The trading account plays an important role when it is about institutional and professional traders. All traders want to trade a funded account, but there are a few traders who can do it properly. Most of the traders are stuck with smaller accounts and some of them just cover only the required margin.
Trading with small accounts can be risky sometimes because you have to maintain the money management rules strictly. For instance, if an account covers only the required margin by $300, and it takes the loss of $400, then it will be very hard to trade with the account till more money is deposited.
What is trading with a small account?
It is often quite difficult to trade with smaller accounts compared to larger ones. However, larger accounts often are highly buffered against some severe mistakes, unexpected loss of streaks, and even worse traders. On the other hand, small accounts don’t have much buffer.
In addition to this, one can easily trade any market by using large accounts, but when it is about to use smaller ones, he/she has to use the market with lower margin requirements. Besides, large accounts allow flexible trading such as different contracts, while smaller ones are limited in management strategies.
Trading with a small account has several psychological issues, which make everything harder for the businessman. For instance, when a Forex trader knows that he/she can afford the losing trade before the account gets untradeable, the pressure to obtain more profit becomes enormous. If the trader can handle the pressure in a disciplined manner, he/she can overcome the situation. However, you have to remember that sometimes the best businessmen face losing trades, and nobody can do anything to avoid such trades.
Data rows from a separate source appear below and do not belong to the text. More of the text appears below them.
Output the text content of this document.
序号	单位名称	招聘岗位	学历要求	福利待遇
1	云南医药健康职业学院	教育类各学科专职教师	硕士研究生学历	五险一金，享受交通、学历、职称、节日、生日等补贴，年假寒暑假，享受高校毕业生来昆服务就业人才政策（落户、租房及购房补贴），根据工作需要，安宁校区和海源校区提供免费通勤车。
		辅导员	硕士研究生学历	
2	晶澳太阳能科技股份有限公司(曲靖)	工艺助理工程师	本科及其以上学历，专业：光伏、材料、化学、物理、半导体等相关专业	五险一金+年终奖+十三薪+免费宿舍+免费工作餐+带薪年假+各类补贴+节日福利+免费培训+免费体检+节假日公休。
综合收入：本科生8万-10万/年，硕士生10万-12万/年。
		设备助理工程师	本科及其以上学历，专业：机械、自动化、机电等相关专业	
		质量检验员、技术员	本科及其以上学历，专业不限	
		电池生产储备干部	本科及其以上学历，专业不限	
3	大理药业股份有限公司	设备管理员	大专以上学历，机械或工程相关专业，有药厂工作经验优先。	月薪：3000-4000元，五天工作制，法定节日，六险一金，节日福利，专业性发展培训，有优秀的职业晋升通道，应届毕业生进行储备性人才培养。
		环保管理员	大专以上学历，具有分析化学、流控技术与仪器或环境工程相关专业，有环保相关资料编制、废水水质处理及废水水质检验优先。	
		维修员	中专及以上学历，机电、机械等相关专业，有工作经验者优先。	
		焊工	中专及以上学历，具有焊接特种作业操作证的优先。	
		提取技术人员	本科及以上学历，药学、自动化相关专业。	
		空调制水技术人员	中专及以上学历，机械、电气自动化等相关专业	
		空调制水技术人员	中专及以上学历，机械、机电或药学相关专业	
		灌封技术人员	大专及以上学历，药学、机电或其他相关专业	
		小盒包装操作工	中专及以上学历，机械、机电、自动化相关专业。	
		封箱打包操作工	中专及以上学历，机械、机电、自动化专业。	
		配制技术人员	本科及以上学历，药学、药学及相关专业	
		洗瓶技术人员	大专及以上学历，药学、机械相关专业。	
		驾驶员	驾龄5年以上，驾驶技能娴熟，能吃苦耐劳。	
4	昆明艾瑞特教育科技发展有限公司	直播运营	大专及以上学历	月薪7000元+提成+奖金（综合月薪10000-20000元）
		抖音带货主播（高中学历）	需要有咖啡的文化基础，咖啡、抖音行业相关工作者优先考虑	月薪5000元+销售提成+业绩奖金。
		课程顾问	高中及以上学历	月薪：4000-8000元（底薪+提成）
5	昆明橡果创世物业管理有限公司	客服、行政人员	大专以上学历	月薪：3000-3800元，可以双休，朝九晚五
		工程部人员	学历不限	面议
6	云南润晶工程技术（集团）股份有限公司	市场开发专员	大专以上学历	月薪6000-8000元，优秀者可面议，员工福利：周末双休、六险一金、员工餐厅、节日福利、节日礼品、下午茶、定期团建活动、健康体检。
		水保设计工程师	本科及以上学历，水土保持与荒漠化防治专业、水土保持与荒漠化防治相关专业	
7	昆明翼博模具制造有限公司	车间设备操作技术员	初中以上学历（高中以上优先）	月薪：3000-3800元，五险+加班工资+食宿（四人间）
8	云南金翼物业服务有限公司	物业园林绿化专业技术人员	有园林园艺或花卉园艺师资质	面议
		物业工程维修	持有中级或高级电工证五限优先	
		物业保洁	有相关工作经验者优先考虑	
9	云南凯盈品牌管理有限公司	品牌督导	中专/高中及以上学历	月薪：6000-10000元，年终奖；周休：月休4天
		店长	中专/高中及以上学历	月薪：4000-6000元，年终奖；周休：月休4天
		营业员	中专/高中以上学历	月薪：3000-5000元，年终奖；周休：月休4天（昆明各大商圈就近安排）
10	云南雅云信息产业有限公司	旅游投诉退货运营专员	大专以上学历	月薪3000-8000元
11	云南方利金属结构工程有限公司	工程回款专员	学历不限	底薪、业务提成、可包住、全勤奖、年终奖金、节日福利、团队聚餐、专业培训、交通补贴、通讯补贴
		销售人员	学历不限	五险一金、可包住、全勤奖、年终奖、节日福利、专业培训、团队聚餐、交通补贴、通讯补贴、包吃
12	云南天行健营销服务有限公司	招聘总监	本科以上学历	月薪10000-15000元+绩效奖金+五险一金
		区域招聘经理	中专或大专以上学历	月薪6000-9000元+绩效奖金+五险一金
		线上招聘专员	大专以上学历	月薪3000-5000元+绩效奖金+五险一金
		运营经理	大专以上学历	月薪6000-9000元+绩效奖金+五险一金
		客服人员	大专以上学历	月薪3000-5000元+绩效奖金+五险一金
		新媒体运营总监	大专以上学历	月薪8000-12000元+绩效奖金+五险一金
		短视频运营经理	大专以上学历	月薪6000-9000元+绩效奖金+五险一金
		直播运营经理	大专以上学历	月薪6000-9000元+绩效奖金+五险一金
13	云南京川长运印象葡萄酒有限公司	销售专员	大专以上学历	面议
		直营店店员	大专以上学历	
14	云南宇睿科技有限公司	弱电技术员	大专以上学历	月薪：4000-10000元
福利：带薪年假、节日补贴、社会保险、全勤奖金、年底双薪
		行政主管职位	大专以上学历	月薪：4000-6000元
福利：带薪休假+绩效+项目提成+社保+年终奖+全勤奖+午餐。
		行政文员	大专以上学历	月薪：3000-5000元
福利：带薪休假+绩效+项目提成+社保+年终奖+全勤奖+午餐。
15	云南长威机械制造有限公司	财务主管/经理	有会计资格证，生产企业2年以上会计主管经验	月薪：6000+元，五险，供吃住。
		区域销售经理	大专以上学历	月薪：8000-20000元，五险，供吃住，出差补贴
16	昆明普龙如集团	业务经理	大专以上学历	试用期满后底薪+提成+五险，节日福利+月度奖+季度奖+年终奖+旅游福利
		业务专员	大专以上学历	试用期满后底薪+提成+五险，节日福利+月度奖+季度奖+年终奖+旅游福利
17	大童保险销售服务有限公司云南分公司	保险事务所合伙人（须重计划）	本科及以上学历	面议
This situation adds more stress psychologically. Visit the site of Saxo and read some articles on trading psychology. You should get a clear idea of why the elite traders in the Mena region are doing relatively well in the investment business.
Some advice for small accounts
1. Use leverage while trading
By using leverage, you can trade the market with your small accounts. Such as, direct trading stocks will require 30% to 25% of the value in cash but trading a similar underlying stock by using the warrant market will reduce the requirement to 15%.
2. Trade-in conservative way
If you have a well-funded account, then you will have the ability to take bigger risks of making trades. Taking high-risk can sometimes ruin the entire trade. A trader with a smaller trading account is more cautious, and he/she tries to predict the movement of the price precisely. If you are a businessman with a small account, then make sure that the risk: reward ratio is profitable. Don’t forget to calculate the market in the right way.
3.Stick to 1% risk rule
Trading with 1% risk ensures smaller accounts with a similar buffer like the larger ones. Professional traders always abide by this 1% risk rule despite the size of the accounts. This rule is an excellent risk management technique.
Final words about small account
Lots of traders have stated that under-capitalized accounts can’t be used to trade properly. But their statement is not so true. In fact, using small trading accounts can be more difficult for operating a business. However, if anyone can control the account properly, then these accounts can beget profit to the business.
In addition to this, smaller accounts can bring decent earning from the business. Still, in that case, the traders must control the psychological stress, which is associated with the under-capitalization.
Experts always advise to concentrate on the risk management technique and use them in the right way. All these techniques can be helpful as they can turn the smaller accounts into the bigger ones. To grow the account, you must take the time, and slowly, you can build a larger trading account in a responsible and gradual manner.